In a bold public statement aimed at spurring the government into action, the Bank of Cyprus warned of alarming trends in Cypriot bond yields, which could put at risk Cyprus's ability to finance its debt, despite support from cash-rich domestic banks.





The Bank's statement warns that positive steps should be outlined and swiftly implemented to provide certainty to investors and to prevent a bailout.


“Indecisiveness, disagreements or plain talk without substance are punished; bold actions are rewarded," the bank stated. "[The Bank of Cyprus] has the capital and the ability to support the state’s policies, provided they are characterized by effectiveness and vision; provided they get the country out of the crisis, leading it to progress and prosperity on the basis of a modern European economy - free of perceptions that corrode [Cyprus's] competitiveness."

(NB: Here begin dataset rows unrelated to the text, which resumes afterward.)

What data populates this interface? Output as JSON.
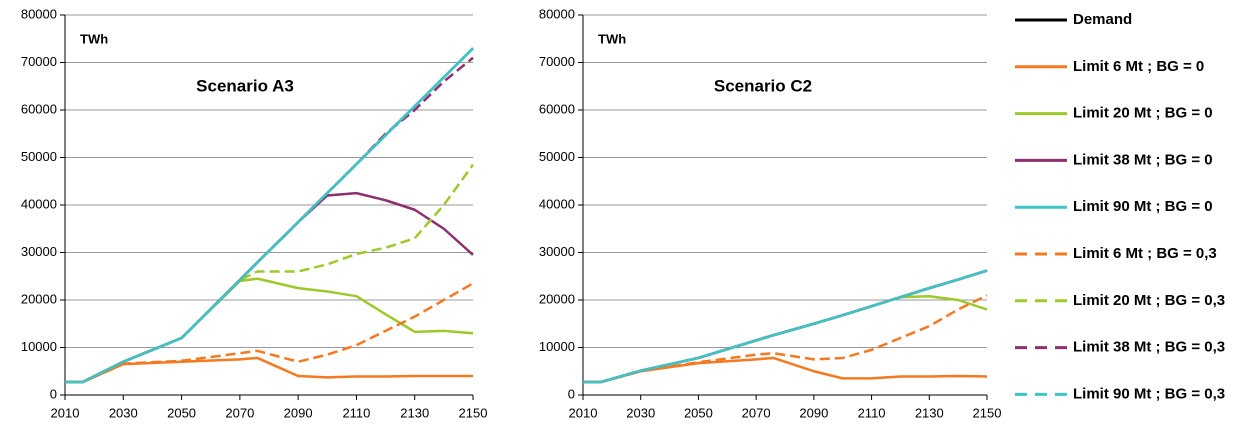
{
  "legend": [
    {
      "name": "Demand",
      "color": "#000000",
      "dash": false
    },
    {
      "name": "Limit 6 Mt ; BG = 0",
      "color": "#f47920",
      "dash": false
    },
    {
      "name": "Limit 20 Mt ; BG = 0",
      "color": "#9dc92a",
      "dash": false
    },
    {
      "name": "Limit 38 Mt ; BG = 0",
      "color": "#8e2f6e",
      "dash": false
    },
    {
      "name": "Limit 90 Mt ; BG = 0",
      "color": "#3cc6c8",
      "dash": false
    },
    {
      "name": "Limit 6 Mt ; BG = 0,3",
      "color": "#f47920",
      "dash": true
    },
    {
      "name": "Limit 20 Mt ; BG = 0,3",
      "color": "#9dc92a",
      "dash": true
    },
    {
      "name": "Limit 38 Mt ; BG = 0,3",
      "color": "#8e2f6e",
      "dash": true
    },
    {
      "name": "Limit 90 Mt ; BG = 0,3",
      "color": "#3cc6c8",
      "dash": true
    }
  ],
  "chart_data": [
    {
      "type": "line",
      "annotations": [
        "TWh",
        "Scenario A3"
      ],
      "x": [
        2010,
        2016,
        2030,
        2050,
        2070,
        2076,
        2090,
        2100,
        2110,
        2120,
        2130,
        2140,
        2150
      ],
      "xlim": [
        2010,
        2150
      ],
      "xticks": [
        2010,
        2030,
        2050,
        2070,
        2090,
        2110,
        2130,
        2150
      ],
      "ylim": [
        0,
        80000
      ],
      "yticks": [
        0,
        10000,
        20000,
        30000,
        40000,
        50000,
        60000,
        70000,
        80000
      ],
      "grid": true,
      "series": [
        {
          "values": [
            2700,
            2700,
            7000,
            12000,
            24200,
            27900,
            36400,
            42500,
            48600,
            54700,
            60800,
            66900,
            73000
          ]
        },
        {
          "values": [
            2700,
            2700,
            6500,
            7000,
            7500,
            7800,
            4000,
            3700,
            3900,
            3900,
            4000,
            4000,
            4000
          ]
        },
        {
          "values": [
            2700,
            2700,
            7000,
            12000,
            24000,
            24500,
            22500,
            21800,
            20800,
            17000,
            13300,
            13500,
            13000
          ]
        },
        {
          "values": [
            2700,
            2700,
            7000,
            12000,
            24200,
            27900,
            36400,
            42000,
            42500,
            41000,
            39000,
            35000,
            29500
          ]
        },
        {
          "values": [
            2700,
            2700,
            7000,
            12000,
            24200,
            27900,
            36400,
            42500,
            48600,
            54700,
            60800,
            66900,
            73000
          ]
        },
        {
          "values": [
            2700,
            2700,
            6600,
            7200,
            8800,
            9300,
            7000,
            8500,
            10500,
            13500,
            16500,
            20000,
            23500
          ]
        },
        {
          "values": [
            2700,
            2700,
            7000,
            12000,
            24200,
            26000,
            26000,
            27500,
            29700,
            31000,
            33000,
            40000,
            48500
          ]
        },
        {
          "values": [
            2700,
            2700,
            7000,
            12000,
            24200,
            27900,
            36400,
            42500,
            48600,
            55000,
            60000,
            66000,
            71000
          ]
        },
        {
          "values": [
            2700,
            2700,
            7000,
            12000,
            24200,
            27900,
            36400,
            42500,
            48600,
            54700,
            60800,
            66900,
            73000
          ]
        }
      ]
    },
    {
      "type": "line",
      "annotations": [
        "TWh",
        "Scenario C2"
      ],
      "x": [
        2010,
        2016,
        2030,
        2050,
        2070,
        2076,
        2090,
        2100,
        2110,
        2120,
        2130,
        2140,
        2150
      ],
      "xlim": [
        2010,
        2150
      ],
      "xticks": [
        2010,
        2030,
        2050,
        2070,
        2090,
        2110,
        2130,
        2150
      ],
      "ylim": [
        0,
        80000
      ],
      "yticks": [
        0,
        10000,
        20000,
        30000,
        40000,
        50000,
        60000,
        70000,
        80000
      ],
      "grid": true,
      "series": [
        {
          "values": [
            2700,
            2700,
            5100,
            7800,
            11500,
            12600,
            15000,
            16800,
            18700,
            20600,
            22500,
            24300,
            26200
          ]
        },
        {
          "values": [
            2700,
            2700,
            5000,
            6700,
            7500,
            7800,
            5000,
            3500,
            3500,
            3900,
            3900,
            4000,
            3900
          ]
        },
        {
          "values": [
            2700,
            2700,
            5100,
            7800,
            11500,
            12600,
            15000,
            16800,
            18700,
            20600,
            20800,
            20000,
            18000
          ]
        },
        {
          "values": [
            2700,
            2700,
            5100,
            7800,
            11500,
            12600,
            15000,
            16800,
            18700,
            20600,
            22500,
            24300,
            26200
          ]
        },
        {
          "values": [
            2700,
            2700,
            5100,
            7800,
            11500,
            12600,
            15000,
            16800,
            18700,
            20600,
            22500,
            24300,
            26200
          ]
        },
        {
          "values": [
            2700,
            2700,
            5000,
            6900,
            8500,
            8800,
            7500,
            7800,
            9500,
            12000,
            14500,
            18000,
            21000
          ]
        },
        {
          "values": [
            2700,
            2700,
            5100,
            7800,
            11500,
            12600,
            15000,
            16800,
            18700,
            20600,
            22500,
            24300,
            26200
          ]
        },
        {
          "values": [
            2700,
            2700,
            5100,
            7800,
            11500,
            12600,
            15000,
            16800,
            18700,
            20600,
            22500,
            24300,
            26200
          ]
        },
        {
          "values": [
            2700,
            2700,
            5100,
            7800,
            11500,
            12600,
            15000,
            16800,
            18700,
            20600,
            22500,
            24300,
            26200
          ]
        }
      ]
    }
  ]
}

"Each day of inaction increases problems and risks, which is why we must act today, not tomorrow," the Bank warned.



Despite some progress on reining in the budget deficit, which is expected to fall from 5.3% of GDP in 2010 to 4% in 2011, the Cypriot economy has been rocked by the July 11 explosion of a munitions cache which damaged Cyprus's largest power station, causing nationwide blackouts and disruption to business, and saddling the government with an estimated EUR3bn in clean-up costs. In addition, there is further political uncertainty following the the Cabinet's decision to tender its resignation amid the ensuing public outcry.

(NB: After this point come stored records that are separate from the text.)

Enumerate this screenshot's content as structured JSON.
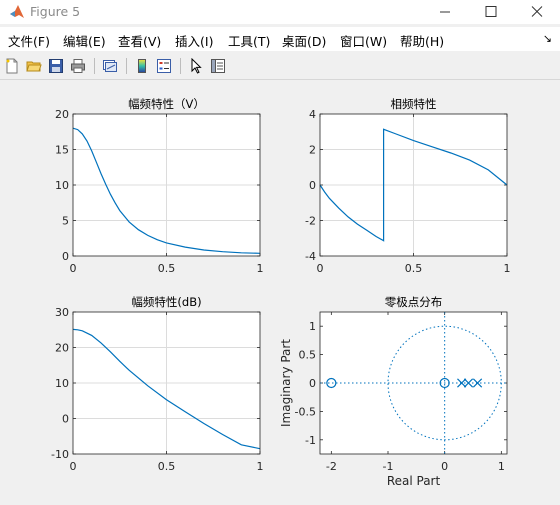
{
  "window": {
    "title": "Figure 5",
    "icon": "matlab-logo-icon",
    "controls": [
      "minimize-icon",
      "maximize-icon",
      "close-icon"
    ]
  },
  "menubar": {
    "items": [
      "文件(F)",
      "编辑(E)",
      "查看(V)",
      "插入(I)",
      "工具(T)",
      "桌面(D)",
      "窗口(W)",
      "帮助(H)"
    ],
    "overflow": "↘"
  },
  "toolbar": {
    "buttons": [
      "new-figure-icon",
      "open-file-icon",
      "save-icon",
      "print-icon",
      "link-plot-icon",
      "insert-colorbar-icon",
      "insert-legend-icon",
      "pointer-icon",
      "property-editor-icon"
    ]
  },
  "colors": {
    "line": "#0072bd",
    "grid": "#dcdcdc",
    "axis": "#262626",
    "background": "#f0f0f0"
  },
  "chart_data": [
    {
      "type": "line",
      "title": "幅频特性（V）",
      "xlabel": "",
      "ylabel": "",
      "xlim": [
        0,
        1
      ],
      "ylim": [
        0,
        20
      ],
      "xticks": [
        0,
        0.5,
        1
      ],
      "yticks": [
        0,
        5,
        10,
        15,
        20
      ],
      "grid": true,
      "series": [
        {
          "x": [
            0,
            0.025,
            0.05,
            0.075,
            0.1,
            0.125,
            0.15,
            0.175,
            0.2,
            0.225,
            0.25,
            0.3,
            0.35,
            0.4,
            0.45,
            0.5,
            0.6,
            0.7,
            0.8,
            0.9,
            1.0
          ],
          "y": [
            18.0,
            17.8,
            17.2,
            16.2,
            14.8,
            13.2,
            11.6,
            10.1,
            8.7,
            7.5,
            6.4,
            4.8,
            3.7,
            2.9,
            2.3,
            1.85,
            1.25,
            0.85,
            0.6,
            0.45,
            0.38
          ]
        }
      ]
    },
    {
      "type": "line",
      "title": "相频特性",
      "xlabel": "",
      "ylabel": "",
      "xlim": [
        0,
        1
      ],
      "ylim": [
        -4,
        4
      ],
      "xticks": [
        0,
        0.5,
        1
      ],
      "yticks": [
        -4,
        -2,
        0,
        2,
        4
      ],
      "grid": true,
      "series": [
        {
          "x": [
            0,
            0.025,
            0.05,
            0.1,
            0.15,
            0.2,
            0.25,
            0.3,
            0.34,
            0.34,
            0.4,
            0.5,
            0.6,
            0.7,
            0.8,
            0.9,
            1.0
          ],
          "y": [
            0,
            -0.4,
            -0.75,
            -1.3,
            -1.8,
            -2.2,
            -2.55,
            -2.9,
            -3.14,
            3.14,
            2.9,
            2.5,
            2.15,
            1.8,
            1.4,
            0.85,
            0
          ]
        }
      ]
    },
    {
      "type": "line",
      "title": "幅频特性(dB)",
      "xlabel": "",
      "ylabel": "",
      "xlim": [
        0,
        1
      ],
      "ylim": [
        -10,
        30
      ],
      "xticks": [
        0,
        0.5,
        1
      ],
      "yticks": [
        -10,
        0,
        10,
        20,
        30
      ],
      "grid": true,
      "series": [
        {
          "x": [
            0,
            0.025,
            0.05,
            0.1,
            0.15,
            0.2,
            0.25,
            0.3,
            0.4,
            0.5,
            0.6,
            0.7,
            0.8,
            0.9,
            1.0
          ],
          "y": [
            25.1,
            25.0,
            24.7,
            23.4,
            21.3,
            18.8,
            16.1,
            13.6,
            9.2,
            5.3,
            1.9,
            -1.4,
            -4.5,
            -7.4,
            -8.5
          ]
        }
      ]
    },
    {
      "type": "scatter",
      "title": "零极点分布",
      "xlabel": "Real Part",
      "ylabel": "Imaginary Part",
      "xlim": [
        -2.2,
        1.1
      ],
      "ylim": [
        -1.25,
        1.25
      ],
      "xticks": [
        -2,
        -1,
        0,
        1
      ],
      "yticks": [
        -1,
        -0.5,
        0,
        0.5,
        1
      ],
      "grid": false,
      "unit_circle": true,
      "zeros": [
        [
          -2.0,
          0
        ],
        [
          0.0,
          0
        ]
      ],
      "poles": [
        [
          0.3,
          0
        ],
        [
          0.42,
          0
        ],
        [
          0.58,
          0
        ]
      ]
    }
  ]
}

The government has said that it has sufficient funds to meet its obligations until December 2011, but after that it would need to investigate further financing for its debt.

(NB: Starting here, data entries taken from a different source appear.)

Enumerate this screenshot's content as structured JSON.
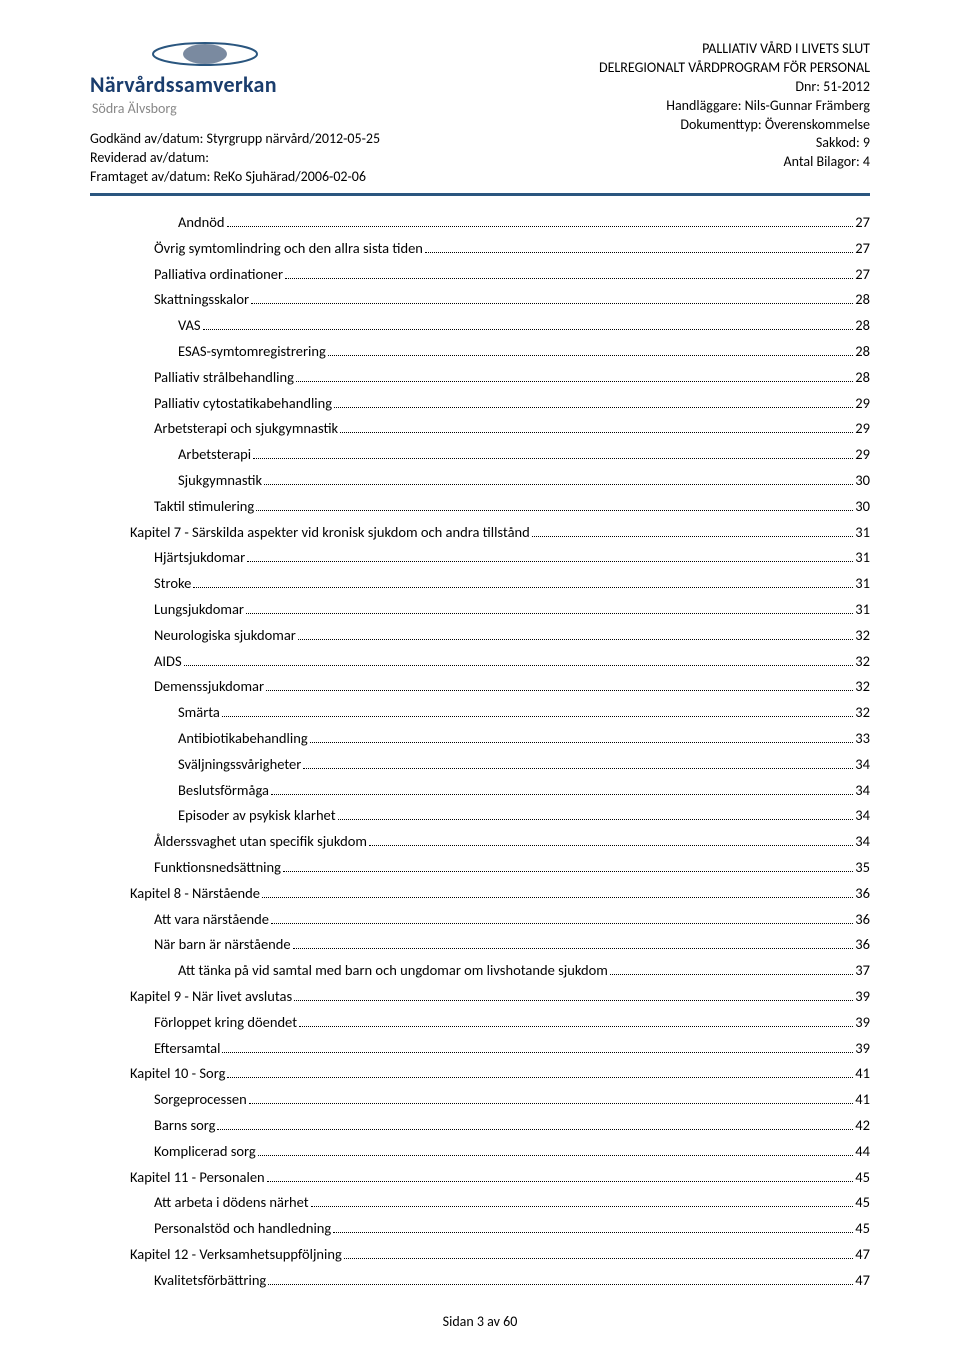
{
  "header": {
    "brand_name": "Närvårdssamverkan",
    "brand_sub": "Södra Älvsborg",
    "meta_left": [
      "Godkänd av/datum: Styrgrupp närvård/2012-05-25",
      "Reviderad av/datum:",
      "Framtaget av/datum: ReKo Sjuhärad/2006-02-06"
    ],
    "meta_right": [
      "PALLIATIV VÅRD I LIVETS SLUT",
      "DELREGIONALT VÅRDPROGRAM FÖR PERSONAL",
      "Dnr: 51-2012",
      "Handläggare: Nils-Gunnar Främberg",
      "Dokumenttyp: Överenskommelse",
      "Sakkod: 9",
      "Antal Bilagor: 4"
    ]
  },
  "colors": {
    "brand": "#1a3d6d",
    "eye_fill": "#7a8aa0",
    "eye_outline": "#2a567f",
    "divider": "#2a567f",
    "text": "#000000"
  },
  "toc": [
    {
      "label": "Andnöd",
      "page": "27",
      "indent": 2
    },
    {
      "label": "Övrig symtomlindring och den allra sista tiden",
      "page": "27",
      "indent": 1
    },
    {
      "label": "Palliativa ordinationer",
      "page": "27",
      "indent": 1
    },
    {
      "label": "Skattningsskalor",
      "page": "28",
      "indent": 1
    },
    {
      "label": "VAS",
      "page": "28",
      "indent": 2
    },
    {
      "label": "ESAS-symtomregistrering",
      "page": "28",
      "indent": 2
    },
    {
      "label": "Palliativ strålbehandling",
      "page": "28",
      "indent": 1
    },
    {
      "label": "Palliativ cytostatikabehandling",
      "page": "29",
      "indent": 1
    },
    {
      "label": "Arbetsterapi och sjukgymnastik",
      "page": "29",
      "indent": 1
    },
    {
      "label": "Arbetsterapi",
      "page": "29",
      "indent": 2
    },
    {
      "label": "Sjukgymnastik",
      "page": "30",
      "indent": 2
    },
    {
      "label": "Taktil stimulering",
      "page": "30",
      "indent": 1
    },
    {
      "label": "Kapitel 7  - Särskilda aspekter vid kronisk sjukdom och  andra tillstånd",
      "page": "31",
      "indent": 0
    },
    {
      "label": "Hjärtsjukdomar",
      "page": "31",
      "indent": 1
    },
    {
      "label": "Stroke",
      "page": "31",
      "indent": 1
    },
    {
      "label": "Lungsjukdomar",
      "page": "31",
      "indent": 1
    },
    {
      "label": "Neurologiska sjukdomar",
      "page": "32",
      "indent": 1
    },
    {
      "label": "AIDS",
      "page": "32",
      "indent": 1
    },
    {
      "label": "Demenssjukdomar",
      "page": "32",
      "indent": 1
    },
    {
      "label": "Smärta",
      "page": "32",
      "indent": 2
    },
    {
      "label": "Antibiotikabehandling",
      "page": "33",
      "indent": 2
    },
    {
      "label": "Sväljningssvårigheter",
      "page": "34",
      "indent": 2
    },
    {
      "label": "Beslutsförmåga",
      "page": "34",
      "indent": 2
    },
    {
      "label": "Episoder av psykisk klarhet",
      "page": "34",
      "indent": 2
    },
    {
      "label": "Ålderssvaghet utan specifik sjukdom",
      "page": "34",
      "indent": 1
    },
    {
      "label": "Funktionsnedsättning",
      "page": "35",
      "indent": 1
    },
    {
      "label": "Kapitel 8 - Närstående",
      "page": "36",
      "indent": 0
    },
    {
      "label": "Att vara närstående",
      "page": "36",
      "indent": 1
    },
    {
      "label": "När barn är närstående",
      "page": "36",
      "indent": 1
    },
    {
      "label": "Att tänka på vid samtal med barn och  ungdomar om livshotande sjukdom",
      "page": "37",
      "indent": 2
    },
    {
      "label": "Kapitel 9 - När livet avslutas",
      "page": "39",
      "indent": 0
    },
    {
      "label": "Förloppet kring döendet",
      "page": "39",
      "indent": 1
    },
    {
      "label": "Eftersamtal",
      "page": "39",
      "indent": 1
    },
    {
      "label": "Kapitel 10 - Sorg",
      "page": "41",
      "indent": 0
    },
    {
      "label": "Sorgeprocessen",
      "page": "41",
      "indent": 1
    },
    {
      "label": "Barns sorg",
      "page": "42",
      "indent": 1
    },
    {
      "label": "Komplicerad sorg",
      "page": "44",
      "indent": 1
    },
    {
      "label": "Kapitel 11 - Personalen",
      "page": "45",
      "indent": 0
    },
    {
      "label": "Att arbeta i dödens närhet",
      "page": "45",
      "indent": 1
    },
    {
      "label": "Personalstöd och handledning",
      "page": "45",
      "indent": 1
    },
    {
      "label": "Kapitel 12 - Verksamhetsuppföljning",
      "page": "47",
      "indent": 0
    },
    {
      "label": "Kvalitetsförbättring",
      "page": "47",
      "indent": 1
    }
  ],
  "footer": "Sidan 3 av 60"
}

Any bailout of Cyprus would be nominal in comparison to earlier bailouts in respect of Greece, Ireland and Portugal, with total support for these nations now totalling EUR382bn. The Cypriot economy accounts for a mere fraction of the Eurozone's GDP, and its financing needs would therefore be significantly lower.


However, inaction leading to a bailout, the Bank has warned, could have significant ramifications for the island as an international financial centre, in terms of reputation and investor confidence, and international pressure could be exerted on Cyprus to increase taxes, potentially leading to a tax regime that is less conducive to investors.